In fact, not much of the film is actually spent watching Herb's team compete, until with thirty minutes left of film to go we reach the moment for which the movie is named. From there, we spend the rest of our seat time basking in the glory of one of the single most miraculous and significant games ever played in any sport in any era. The "Miracle" itself is filmed with grit and detail, with a look that screams of the decade in which it takes place. Miracle even goes so far as to use what sounds like it must be the original Al Michaels play by play from the event, as well as 1980's footage of commentators Michaels and Dryden on television setting the stage for America. This is a historical movie obsessed with detail and the pure beauty of playing hockey.
Kurt Russell is solid as terse coach Herb Brooks, right down to his historically accurate bad hair and nearly Canadian accent.

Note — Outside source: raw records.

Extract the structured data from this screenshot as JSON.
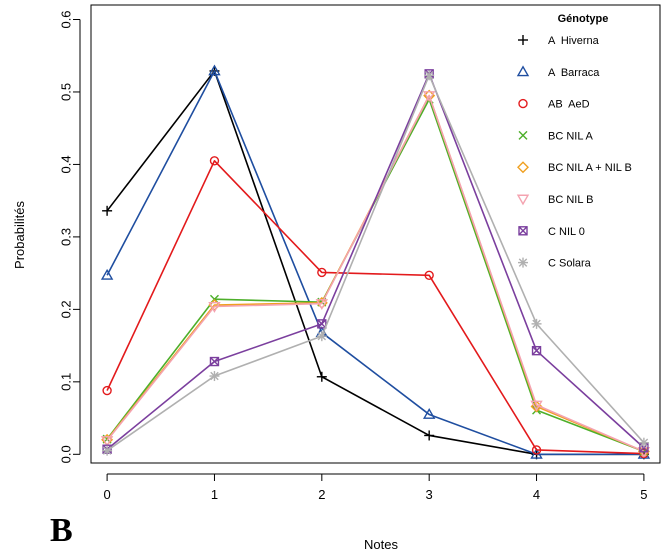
{
  "chart_data": {
    "type": "line",
    "title": "",
    "panel_label": "B",
    "xlabel": "Notes",
    "ylabel": "Probabilités",
    "x": [
      0,
      1,
      2,
      3,
      4,
      5
    ],
    "x_ticks": [
      0,
      1,
      2,
      3,
      4,
      5
    ],
    "y_ticks": [
      0.0,
      0.1,
      0.2,
      0.3,
      0.4,
      0.5,
      0.6
    ],
    "y_tick_labels": [
      "0.0",
      "0.1",
      "0.2",
      "0.3",
      "0.4",
      "0.5",
      "0.6"
    ],
    "xlim": [
      -0.15,
      5.15
    ],
    "ylim": [
      -0.012,
      0.62
    ],
    "grid": false,
    "legend_placement": "top-right",
    "legend_title": "Génotype",
    "series": [
      {
        "name": "A  Hiverna",
        "color": "#000000",
        "marker": "plus",
        "values": [
          0.336,
          0.529,
          0.107,
          0.026,
          0.0,
          0.0
        ]
      },
      {
        "name": "A  Barraca",
        "color": "#1f4ea0",
        "marker": "triangle-up",
        "values": [
          0.247,
          0.529,
          0.168,
          0.055,
          0.0,
          0.0
        ]
      },
      {
        "name": "AB  AeD",
        "color": "#e31a1c",
        "marker": "circle",
        "values": [
          0.088,
          0.405,
          0.251,
          0.247,
          0.006,
          0.001
        ]
      },
      {
        "name": "BC NIL A",
        "color": "#4daf2a",
        "marker": "x",
        "values": [
          0.021,
          0.214,
          0.21,
          0.49,
          0.061,
          0.004
        ]
      },
      {
        "name": "BC NIL A + NIL B",
        "color": "#f0a020",
        "marker": "diamond",
        "values": [
          0.02,
          0.206,
          0.209,
          0.495,
          0.066,
          0.004
        ]
      },
      {
        "name": "BC NIL B",
        "color": "#f4a3b0",
        "marker": "triangle-down",
        "values": [
          0.019,
          0.204,
          0.208,
          0.495,
          0.068,
          0.004
        ]
      },
      {
        "name": "C NIL 0",
        "color": "#7b3f9e",
        "marker": "square-x",
        "values": [
          0.007,
          0.128,
          0.18,
          0.525,
          0.143,
          0.009
        ]
      },
      {
        "name": "C Solara",
        "color": "#b0b0b0",
        "marker": "asterisk",
        "values": [
          0.005,
          0.108,
          0.163,
          0.523,
          0.18,
          0.016
        ]
      }
    ]
  }
}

What he doesn't do is overplay his character into another rampaging uber-coach, stomping around and flinging agitation across the screen. He does such a great job of keeping Brooks outwardly calculated and controlled, that emotion flies like daggers from his eyes as compensation. Inside Russell's Herb is a raging ball of fear, insecurity, and passion; outwardly he's a stoic, demanding unflinching excellence and self-sacrifice from his players. Players, who I might add, serve mainly as backdrop off of which Russell can react. That's almost fitting with Brooks's intensive emphasis on team first mentality. With a couple of slight exceptions (like goalie Jim Craig) the team is mostly a sea of faces, none more notable than the rest except when they come together as a cohesive whole on the ice.

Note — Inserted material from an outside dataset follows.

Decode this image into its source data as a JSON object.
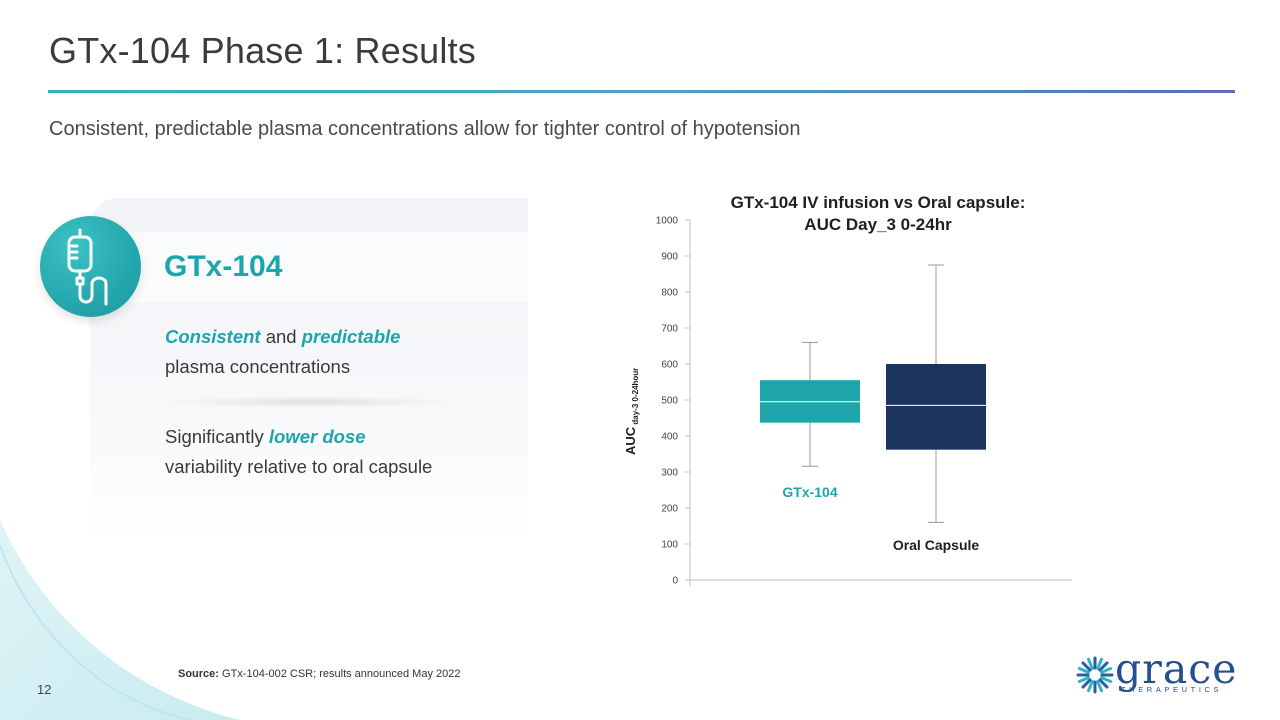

In those final moments, when the Soviets seem on the edge of defeat, there's a beautiful shot in which one of Herb's players faces off at center ice yet again against Russia's best. He stares him down, like John Wayne glaring at the screen in one of his old Westerns, like the Lone Ranger mounting up to ride with Tonto. The camera slows as the puck drops, to give us a stunning look at two men simply staring each other down at center ice. A battle of wills and spirit in which desire and passion managed to win out over talent. That's what Miracle ends up being about. Don't mistake it for patriotic saber rattling. That's its historical context and an important one. But the story of Miracle has something far more poignant and interesting to say about a real group of people and the man who forged them into iron.

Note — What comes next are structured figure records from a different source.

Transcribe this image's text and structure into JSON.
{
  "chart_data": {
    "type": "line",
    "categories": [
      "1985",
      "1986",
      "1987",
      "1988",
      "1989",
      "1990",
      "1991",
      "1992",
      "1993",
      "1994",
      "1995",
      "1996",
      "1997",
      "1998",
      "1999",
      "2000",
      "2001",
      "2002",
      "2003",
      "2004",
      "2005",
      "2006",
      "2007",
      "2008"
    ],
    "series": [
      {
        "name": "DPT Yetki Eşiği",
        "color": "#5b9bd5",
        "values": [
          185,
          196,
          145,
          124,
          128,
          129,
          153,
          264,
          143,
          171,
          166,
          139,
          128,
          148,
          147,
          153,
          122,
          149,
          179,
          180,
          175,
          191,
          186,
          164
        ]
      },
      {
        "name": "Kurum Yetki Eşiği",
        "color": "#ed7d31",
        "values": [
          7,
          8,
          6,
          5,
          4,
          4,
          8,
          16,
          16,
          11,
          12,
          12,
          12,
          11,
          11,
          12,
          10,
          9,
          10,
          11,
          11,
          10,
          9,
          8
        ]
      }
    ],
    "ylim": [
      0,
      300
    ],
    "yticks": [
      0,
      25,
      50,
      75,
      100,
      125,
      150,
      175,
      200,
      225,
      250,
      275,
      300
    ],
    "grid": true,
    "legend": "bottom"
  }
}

Miracle is sure to be utterly embraced by hockey fans, but I remain uncertain whether or not it'll prove a pleaser to the general movie crowd. The game footage itself is fast paced and unforgiving. It doesn't slow down to let those unfamiliar with the game catch up. Yet there's something compelling about Brooks determined story, which, even if you don't like hockey ought to be enough for Miracle's triumphant message to make sense.